4. NEVER leave kids or pets in a parked car. Every year, we hear tragic news about children or pets being left in hot vehicles. According to the Canada Safety Council, extreme heat affects infants and small children more quickly and dramatically than adults. A child’s core temperature can increase three to five times faster than that of an adult. Within 20 minutes, the air temperature in a previously air conditioned car exposed to the sun on a 35ºC day (95º F) can exceed 50ºC (122º F)! And leaving a window slightly open does little to prevent the vehicle from becoming hot.

5. Keep hydrated. Drink plenty of water as sweating removes salt and minerals from the body. Also, it’s a good idea to avoid drinks with caffeine (tea, coffee and cola) or alcohol as they can cause dehydration, which stops the body from controlling its temperature properly.

6. Don some shades! We don’t think about it, but even your eyes are exposed to UV radiation, so make sure the family is equipped with properly-fitting sunglasses with UVA and UVB protection.

7. Minimize your time in the sun. The best way to protect your skin is to look for places with lots of shade like underneath big trees, awnings, umbrellas or tents. Keep in mind, however, that shady areas do not eliminate the effects of UV rays, so while your skin might not burn, you still need to consider ways to protect yourself from UVA and UVB.

Female runner sitting in a forest checking smartwatch

8. Pace yourself.

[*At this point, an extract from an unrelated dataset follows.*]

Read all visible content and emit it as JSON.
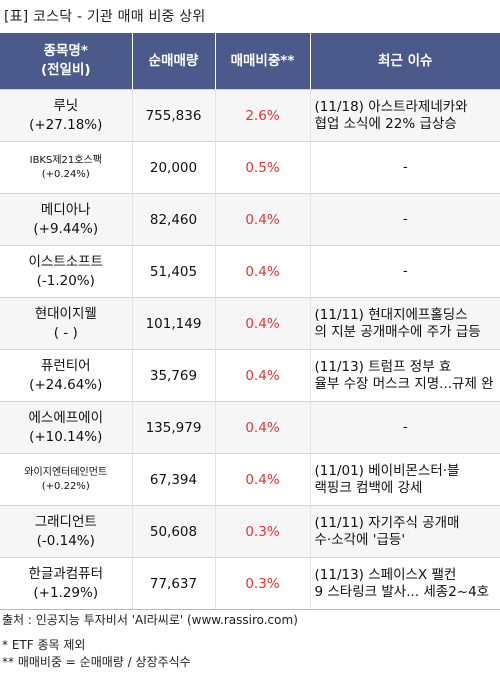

If you are working or exercising in hot weather, pace yourself and keep well hydrated. If possible, exercise early in the morning before the sun is out in full force. If you start to feel weak, short of breath or light-headed, head indoors to cool off.

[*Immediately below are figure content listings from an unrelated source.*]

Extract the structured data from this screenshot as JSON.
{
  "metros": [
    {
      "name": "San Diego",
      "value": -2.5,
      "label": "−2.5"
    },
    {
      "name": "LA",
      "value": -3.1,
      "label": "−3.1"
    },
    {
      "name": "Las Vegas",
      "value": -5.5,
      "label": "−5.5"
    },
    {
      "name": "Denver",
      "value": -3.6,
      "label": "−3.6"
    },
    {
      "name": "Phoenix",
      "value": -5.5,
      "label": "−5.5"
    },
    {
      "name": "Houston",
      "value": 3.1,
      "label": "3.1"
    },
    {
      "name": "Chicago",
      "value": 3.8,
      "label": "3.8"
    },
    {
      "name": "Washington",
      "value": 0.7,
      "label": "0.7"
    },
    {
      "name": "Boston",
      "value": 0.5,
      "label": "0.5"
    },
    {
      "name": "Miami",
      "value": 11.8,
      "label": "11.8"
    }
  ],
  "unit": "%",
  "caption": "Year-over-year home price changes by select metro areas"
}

9. Check on the elderly. If you know someone who is elderly or has a health condition, check on them when the weather is hot to ensure they’re properly hydrated and not suffering from any heat-related illnesses.

10. Stay cool. On extremely hot days when the humidex is skyrocketing and smog is in the air (you know those days!), stay in an air conditioned area. If you don’t have air conditioning, go to a public building like a shopping mall or designated community centre to cool off.

11. Know your medications. Did you know that some medications can make your skin more sensitive to UV rays? Check with your doctor about any medications you or your family members are taking.

Young woman with heatstroke

12. Know the signs of heat-related illness. Take a look at these tips from the Canadian Red Cross so you can be aware of the signs and symptoms of heat-related illness and what you can do to help alleviate them.

It’s great to get out and enjoy the sun — there’s so much to do and see and the sun is a natural way to help the body produce Vitamin D. But, remember to keep these tips top-of-mind for a carefree and healthy summer!